I get why these posts are popular. When your child is identified as autistic, it seems expected that people go through a period of feeling sad and overwhelmed. These letters tend to focus on that and give strategies to deal with the “awfulness” that life is with an Autistic child.
However, I do not find the information in those articles fits my experience with my kids, or contains any particularly helpful advice for me. They never did. When I saw articles like these, even in the days soon after my first Autistic childs diagnosis, they left me feeling more unsettled…. definitely not encouraged or comforted. I figure there are others out there like me, so it is to you I am writing today.
So, your child has just been identified as Autistic.
You might be feeling a bit stunned. You might be feeling overwhelmed. You might have known for ages but just had it confirmed. You might be relieved. You might be concerned. You might feel sad.
So, what do you do now?
Well, you could go looking for a list of things to do. You could join every Facebook group you can find with “Autism” in its name. You could ask around and see what therapies everyone enrolled their kids in. You could seek the advice of other parents of Autistic kids.

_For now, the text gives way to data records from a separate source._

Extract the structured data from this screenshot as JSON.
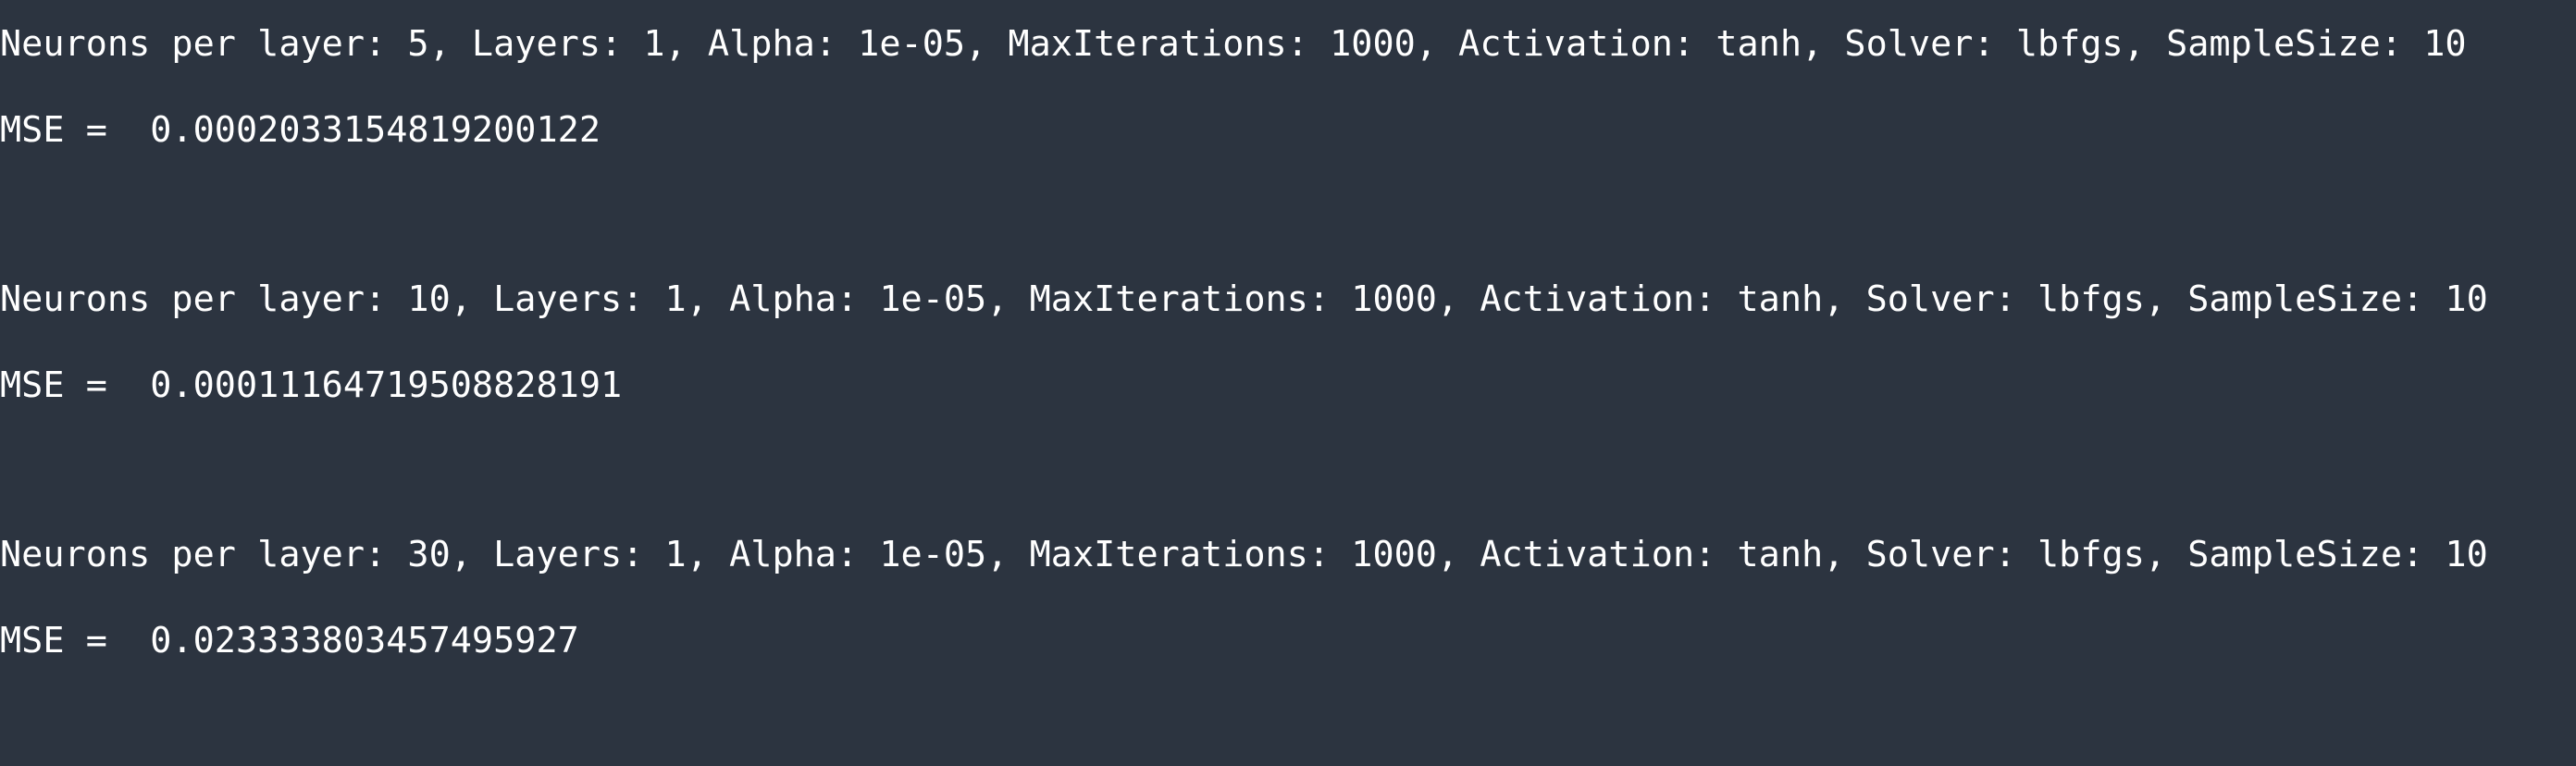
{
  "colors": {
    "background": "#2c3440",
    "text": "#ffffff"
  },
  "runs": [
    {
      "params": "Neurons per layer: 5, Layers: 1, Alpha: 1e-05, MaxIterations: 1000, Activation: tanh, Solver: lbfgs, SampleSize: 10",
      "mse": "MSE =  0.0002033154819200122"
    },
    {
      "params": "Neurons per layer: 10, Layers: 1, Alpha: 1e-05, MaxIterations: 1000, Activation: tanh, Solver: lbfgs, SampleSize: 10",
      "mse": "MSE =  0.00011164719508828191"
    },
    {
      "params": "Neurons per layer: 30, Layers: 1, Alpha: 1e-05, MaxIterations: 1000, Activation: tanh, Solver: lbfgs, SampleSize: 10",
      "mse": "MSE =  0.023333803457495927"
    }
  ]
}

I did all those things. They seemed like the most sensible things to do. After all, everything I knew about Autism was framed by the dominant belief that Autism is something that needs to be fixed in order for the Autistic person and their family to be happy.

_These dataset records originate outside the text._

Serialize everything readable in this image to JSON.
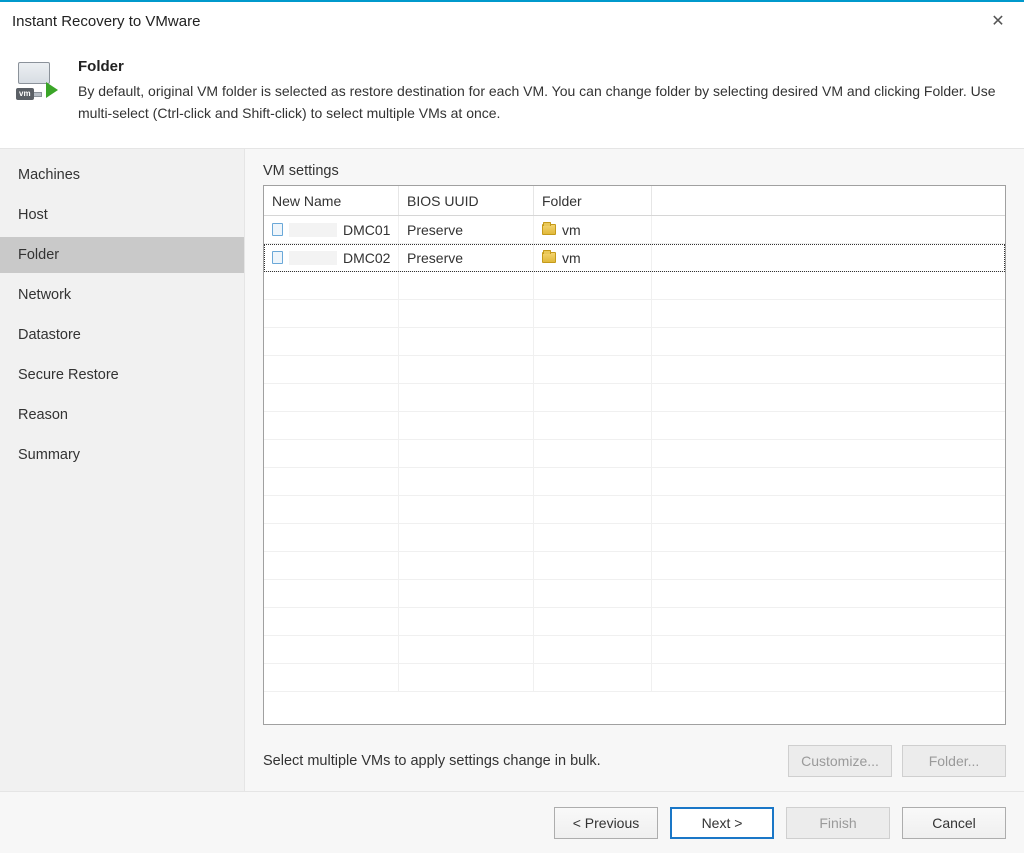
{
  "window": {
    "title": "Instant Recovery to VMware"
  },
  "header": {
    "title": "Folder",
    "description": "By default, original VM folder is selected as restore destination for each VM. You can change folder by selecting desired VM and clicking Folder. Use multi-select (Ctrl-click and Shift-click) to select multiple VMs at once."
  },
  "sidebar": {
    "items": [
      {
        "label": "Machines"
      },
      {
        "label": "Host"
      },
      {
        "label": "Folder"
      },
      {
        "label": "Network"
      },
      {
        "label": "Datastore"
      },
      {
        "label": "Secure Restore"
      },
      {
        "label": "Reason"
      },
      {
        "label": "Summary"
      }
    ],
    "active_index": 2
  },
  "main": {
    "section_label": "VM settings",
    "columns": [
      "New Name",
      "BIOS UUID",
      "Folder"
    ],
    "rows": [
      {
        "name_suffix": "DMC01",
        "bios_uuid": "Preserve",
        "folder": "vm",
        "selected": false
      },
      {
        "name_suffix": "DMC02",
        "bios_uuid": "Preserve",
        "folder": "vm",
        "selected": true
      }
    ],
    "hint": "Select multiple VMs to apply settings change in bulk.",
    "buttons": {
      "customize": "Customize...",
      "folder": "Folder..."
    }
  },
  "footer": {
    "previous": "< Previous",
    "next": "Next >",
    "finish": "Finish",
    "cancel": "Cancel"
  }
}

In hindsight, though, I’m convinced there were other – more helpful – things I could have done instead. Here is what I now think it would have been helpful for me to hear.

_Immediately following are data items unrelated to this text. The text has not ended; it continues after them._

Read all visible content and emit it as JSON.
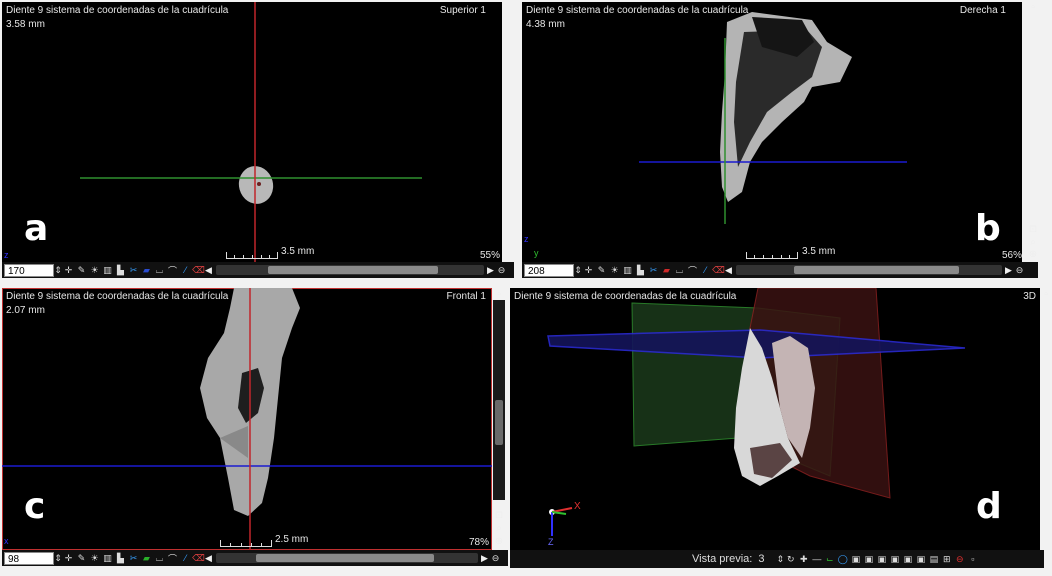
{
  "panels": {
    "a": {
      "title": "Diente 9 sistema de coordenadas de la cuadrícula",
      "view": "Superior 1",
      "depth": "3.58 mm",
      "letter": "a",
      "scale": "3.5 mm",
      "zoom": "55%",
      "slice": "170"
    },
    "b": {
      "title": "Diente 9 sistema de coordenadas de la cuadrícula",
      "view": "Derecha 1",
      "depth": "4.38 mm",
      "letter": "b",
      "scale": "3.5 mm",
      "zoom": "56%",
      "slice": "208"
    },
    "c": {
      "title": "Diente 9 sistema de coordenadas de la cuadrícula",
      "view": "Frontal 1",
      "depth": "2.07 mm",
      "letter": "c",
      "scale": "2.5 mm",
      "zoom": "78%",
      "slice": "98"
    },
    "d": {
      "title": "Diente 9 sistema de coordenadas de la cuadrícula",
      "view": "3D",
      "letter": "d",
      "preview_label": "Vista previa:",
      "preview_value": "3"
    }
  },
  "axes": {
    "x": "x",
    "y": "y",
    "z": "z",
    "X": "X",
    "Z": "Z"
  },
  "colors": {
    "crosshair_red": "#c0262b",
    "crosshair_green": "#2f8f2f",
    "crosshair_blue": "#1a1ad0",
    "active_border": "#c03030"
  }
}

Autism is not a tragedy that requires immediate action. Nothing has really changed for you and your child with this diagnosis. They are the same child as they were yesterday.
There is no rush. Despite what the professionals will tell you, you have lots of options to choose from now. So, take your time. Have a look around and check out what is on offer, then choose what fits best for your child and your family.
You know your child better than any one and you are capable of making decisions in their best interest.
Some people might be telling you that you have to act quickly to get services and therapies in place. They might be telling you there is no time to waste because the younger you treat Autism the better off your child will be and the more chance you have of them growing up to be normal.
I would encourage you to slow down. Breathe. Think. And read.
Do some research. Don’t just accept the dominant story you hear about Autism. When you are looking into therapies and strategies hold them up to a high standard, compare them to what you would find acceptable for a “typical” child and if the thought of subjecting a “typical” child to those therapies seems wrong, don’t choose that for your Autistic child either.
Research throughly. Read widely.
Most importantly read what Autistic adults have to say. I cannot stress this enough. Listening to Autistic adults changed everything for me.
Listening to Autistic adults changed everything for me.
And consequently improved my children’s lives. Yes, you heard me right.
Me choosing to listen to Autistic adults has improved my children’s lives.
There are plenty of Autistic adults out there writing things you will find helpful.
Read Nick’s essay What is Autism?.
Read Landon’s book I love being my own Autistic self.
Seek out communities run by Autistic people. Communities like We are like your child, Autistic Families International, Respectfully Connected and Parenting Autistic Children with Love and Acceptance.
These people are your childs tribe and their words are your opportunity to truly understand your childs experience of the world.
Listen. Read. Learn.
And hope. In the face of all the negative talk, all the tragedy rhetoric, all the despairing messages from “autism parents”…. hope. HOPE.
Things may be hard right now, but they will not always be. You will find your way. Your child will find their way. Spend just a little time with the sadness that follows a change of plans if you must, but move on to hope. You will be happier for it and so will your child.